For your second question; you are on the right path.

If we translate "_opponents of war_" into Turkish literally, we should say "_savaşın karşıtları_". 

But if someone says so, I ask "*Which war?*" I understand that he/she is talking about a specific war, like "World War I" or "World War II", 

when someone says "_*Savaş karşıtları.*_" I understand that he/she is a "*opponent of all wars*" not a specific one.


----------



## sufler

Thank you, but I still don't get the second example  I thought the genitive ending _-ın _has the same function as _"of" _in English, _opponent of war _- _savaşın karşıtları_. But in the second example the _-ın _suffix is gone, so where's the genitive clause "of"?

And what is exactly the role of the _-i _ending added to _karşıtlar_ in this case? It marks the accusative case or something else?


----------



## Black4blue

No it doesn't make accusative. It's different. Well, my English is not enough to explain it.

There are four types of subordinative conjuctions. 
In one type, non of the words take any suffix.
In another type, one of the words takes. *.... And what you're asking is in this type. *
In another type, both of the words take.
The last one is made by more than two words. Like combines of those three.


----------



## sufler

Ok, I've got another troublesome sentence, _Hepimizin çocukluğu mutsuzluk içinde geçti_. On a website they translated it as _All of our childhood passed in unhappiness _(what I consider to be a synonym of _Our *whole* childhood..._) . But again, I can't understand why the genitive suffix _-__in _is added to word _"hep"_ (all) instead of "childhood"? For me the sentence would mean rather _The childhood of everyone/all of us passed in unhappiness_. Am I wrong again?


----------



## Rallino

That's right. I wouldn't translate it that way either.

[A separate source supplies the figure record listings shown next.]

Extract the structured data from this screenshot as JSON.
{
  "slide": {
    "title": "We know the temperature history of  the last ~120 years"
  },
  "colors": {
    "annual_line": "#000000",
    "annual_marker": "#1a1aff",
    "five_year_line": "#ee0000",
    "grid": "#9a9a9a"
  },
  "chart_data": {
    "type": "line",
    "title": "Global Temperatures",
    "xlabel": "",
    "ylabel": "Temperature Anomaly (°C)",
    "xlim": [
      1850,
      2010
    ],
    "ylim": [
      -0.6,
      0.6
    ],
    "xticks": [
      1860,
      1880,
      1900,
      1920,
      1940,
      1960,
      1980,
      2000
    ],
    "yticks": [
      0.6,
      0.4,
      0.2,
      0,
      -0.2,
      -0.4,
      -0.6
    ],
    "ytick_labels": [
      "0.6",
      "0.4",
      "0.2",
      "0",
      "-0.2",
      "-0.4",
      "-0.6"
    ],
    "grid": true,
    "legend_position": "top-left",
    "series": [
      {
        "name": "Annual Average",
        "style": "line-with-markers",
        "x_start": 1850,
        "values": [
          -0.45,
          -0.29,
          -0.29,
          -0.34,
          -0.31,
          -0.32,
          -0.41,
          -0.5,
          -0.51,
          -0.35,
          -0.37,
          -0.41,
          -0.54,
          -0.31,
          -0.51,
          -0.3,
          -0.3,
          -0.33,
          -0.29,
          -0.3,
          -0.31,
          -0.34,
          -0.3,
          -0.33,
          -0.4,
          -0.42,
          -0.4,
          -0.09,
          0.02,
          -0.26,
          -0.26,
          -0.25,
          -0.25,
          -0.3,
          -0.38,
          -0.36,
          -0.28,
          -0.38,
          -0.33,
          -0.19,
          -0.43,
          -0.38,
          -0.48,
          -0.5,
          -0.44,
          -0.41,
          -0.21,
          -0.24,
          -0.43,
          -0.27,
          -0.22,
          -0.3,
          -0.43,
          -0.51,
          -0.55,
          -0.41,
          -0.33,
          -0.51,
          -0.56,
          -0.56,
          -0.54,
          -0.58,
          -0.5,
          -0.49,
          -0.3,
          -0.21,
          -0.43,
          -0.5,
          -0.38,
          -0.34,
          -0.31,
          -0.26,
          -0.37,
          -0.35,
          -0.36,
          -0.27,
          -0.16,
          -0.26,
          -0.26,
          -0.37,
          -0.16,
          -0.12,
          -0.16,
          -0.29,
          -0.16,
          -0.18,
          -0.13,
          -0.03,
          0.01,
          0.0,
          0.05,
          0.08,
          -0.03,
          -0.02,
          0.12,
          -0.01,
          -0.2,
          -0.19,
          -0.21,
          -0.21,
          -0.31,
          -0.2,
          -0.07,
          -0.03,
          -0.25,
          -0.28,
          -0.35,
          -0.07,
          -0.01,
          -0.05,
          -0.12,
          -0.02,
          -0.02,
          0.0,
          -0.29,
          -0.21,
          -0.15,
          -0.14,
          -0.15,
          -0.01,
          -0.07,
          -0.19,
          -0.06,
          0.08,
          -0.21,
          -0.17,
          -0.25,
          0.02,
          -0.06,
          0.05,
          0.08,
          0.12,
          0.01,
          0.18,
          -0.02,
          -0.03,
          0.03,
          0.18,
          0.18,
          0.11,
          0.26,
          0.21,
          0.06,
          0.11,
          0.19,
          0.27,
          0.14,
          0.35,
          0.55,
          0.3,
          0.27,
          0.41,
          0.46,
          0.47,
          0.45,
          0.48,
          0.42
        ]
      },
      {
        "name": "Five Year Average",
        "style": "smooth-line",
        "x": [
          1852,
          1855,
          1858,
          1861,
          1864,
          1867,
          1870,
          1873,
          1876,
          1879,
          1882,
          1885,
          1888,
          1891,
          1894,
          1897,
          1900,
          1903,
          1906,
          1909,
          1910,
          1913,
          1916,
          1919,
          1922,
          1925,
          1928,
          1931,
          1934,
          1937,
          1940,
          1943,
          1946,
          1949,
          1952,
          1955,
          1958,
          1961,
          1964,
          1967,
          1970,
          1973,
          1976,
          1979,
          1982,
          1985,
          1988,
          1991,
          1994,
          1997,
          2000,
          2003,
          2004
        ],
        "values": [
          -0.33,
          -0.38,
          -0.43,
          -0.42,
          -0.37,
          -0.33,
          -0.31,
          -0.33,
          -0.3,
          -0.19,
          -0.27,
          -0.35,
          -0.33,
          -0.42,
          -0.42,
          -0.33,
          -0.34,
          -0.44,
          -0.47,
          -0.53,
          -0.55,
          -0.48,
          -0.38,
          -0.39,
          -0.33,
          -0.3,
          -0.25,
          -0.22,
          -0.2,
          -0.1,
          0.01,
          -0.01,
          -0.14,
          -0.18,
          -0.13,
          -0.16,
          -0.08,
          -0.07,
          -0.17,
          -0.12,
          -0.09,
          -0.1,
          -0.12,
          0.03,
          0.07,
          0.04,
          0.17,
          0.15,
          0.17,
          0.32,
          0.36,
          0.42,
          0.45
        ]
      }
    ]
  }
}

Hepimizin çocukluğu = The childhood of everyone of us.

_All of our childhood_ would be _Tüm çocukluğumuz_.


----------



## lesgles

There are two suffixes at work here. The *genitive* suffix goes on the possessor (like in English and Polish), and the *possessive* suffix (no equivalent in Polish) goes on the thing possessed. Sometimes the forms of the suffixes can be similar.

öğrenci*nin* bilgisayar*ı* = the student's computer
(ben*im*) arkadaş*ımın *araba*sı *= my friend's car
savaş*ın *karşıtlar*ı *= the opponents of the (specific) war

The possessive suffix (but not the genitive suffix) is used to form compound nouns. The relation between the two words is more general.
cep telefon*u *= mobile (pocket) telephone
araç aküs*ü* = vehicle battery
çiftlik ev*i*
savaş karşıtlar*ı* = war opponents, that is, the opponents of war in general, not one specific war

Sometimes, however, nouns can be joined without any suffix, as Black4blue notes. The first noun in these is acting more like an adjective. They are rarer, and I think you just have to learn specific cases.

kız kardeş
Türkçe sözlük

See http://www.turkishlanguage.co.uk/possessiverelationship.htm for more information.


----------